We drove through mountain passes, villages, and lush valleys to Inle Lake. Forty-five square miles in size, it has a population of 100,000 people living in villages built IN the lake.
At the simple wood-planked dock, our boat driver was awaiting our arrival in his sleek, teak, longboat. We settled into padded wooden armchairs, draped plastic ponchos around us and sped off to uncover the sights of Inle Lake.
One of the first sights to greet us was the fishermen of Inle Lake. Watching them in motion is like watching a ballet. They stand on one leg on the very front of their slender boats, wrap their other leg around the oar, and paddle while lowering and lifting their nets.
An hour into our ride, we drove through a massive flowering lily pond dotted with white egrets and drew up to the jetty of the Inle Lake Treasure Resort. Cottages built on stilts in the water have views of the mountains on one side, and huge expanses of pink, floating lotus gardens, and rice paddies, on the opposite side.
We spent our days on the lake traveling between the villages built in the water. Each one is unique and in each one families of artisans have practiced their craft for generations. It fascinated me to witness how they have uncovered the value of every plant, leaf and flower, every type of wood, every variety of soil, to enable them to produce the items which have sustained their livelihood for generations. Everything is made using age-old manual skills.
We would travel into a village along narrow canals and stop to watch weaving, boat making, cigar making, blacksmiths creating tools and ornamental objects, silversmiths, and fruit and vegetable farming in the floating gardens.

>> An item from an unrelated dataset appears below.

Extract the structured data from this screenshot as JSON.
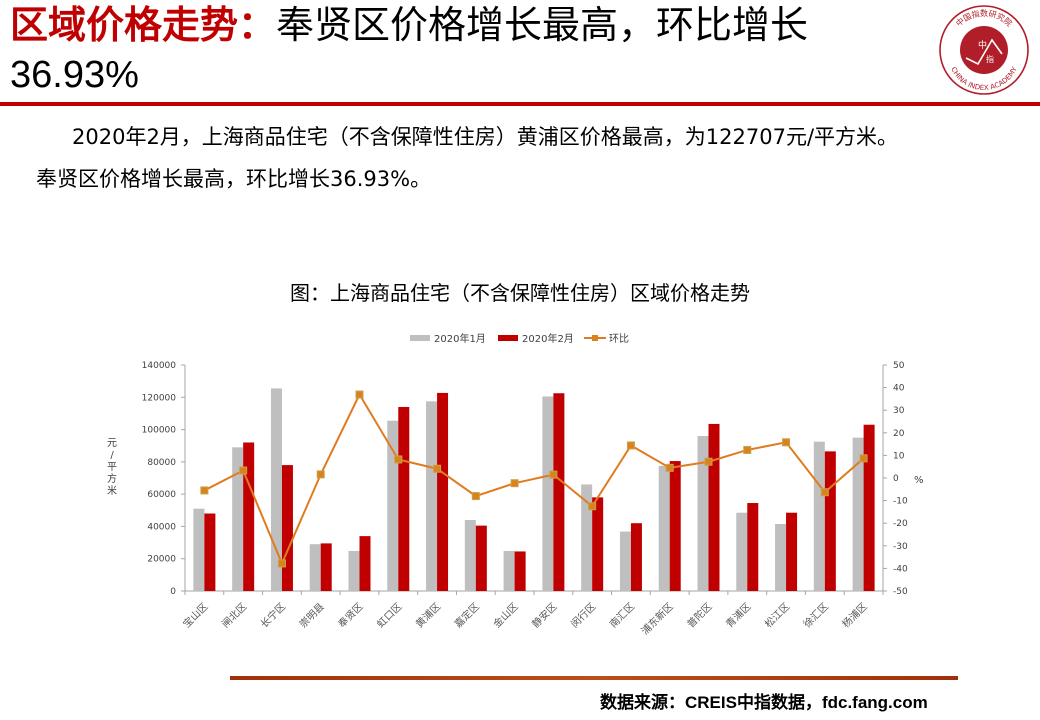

We explored the early morning market where villagers in their tribal dress arrive before dawn to set up their stalls, tea shops, and makeshift barber shops.
The Phaung Daw Oo Pagoda, with its five golden Buddhas, is located in front of the marketplace. It receives a constant flow of worshippers who come to pay their respects and to add layer upon layer of gold leaf to the rotund Buddhas.Such a large amount of gold leaf has been applied, that one can no longer make out their features nor their body shape.
We visited the ‘long-necked’ (Karan tribe) who wrap bronze coils around their necks starting at age six. They start off wearing two or three coils and keep adding more as they age. The women who we met wore between fifteen and twenty-five coils. They rarely remove them.
We trekked through forests of bamboo where we came across a wedding ceremony in progress and children frolicking in the narrow river practicing their backward somersaults.
The trail delivered us to a forest of 1,054 stupas/pagodas, built during the reign of King Alaungsithou during the 12th Century. A magnificent sight under the dark, threatening storm clouds, punctuated by beams of golden sunshine.
Inle Lake truly is one of the treasures of Myanmar.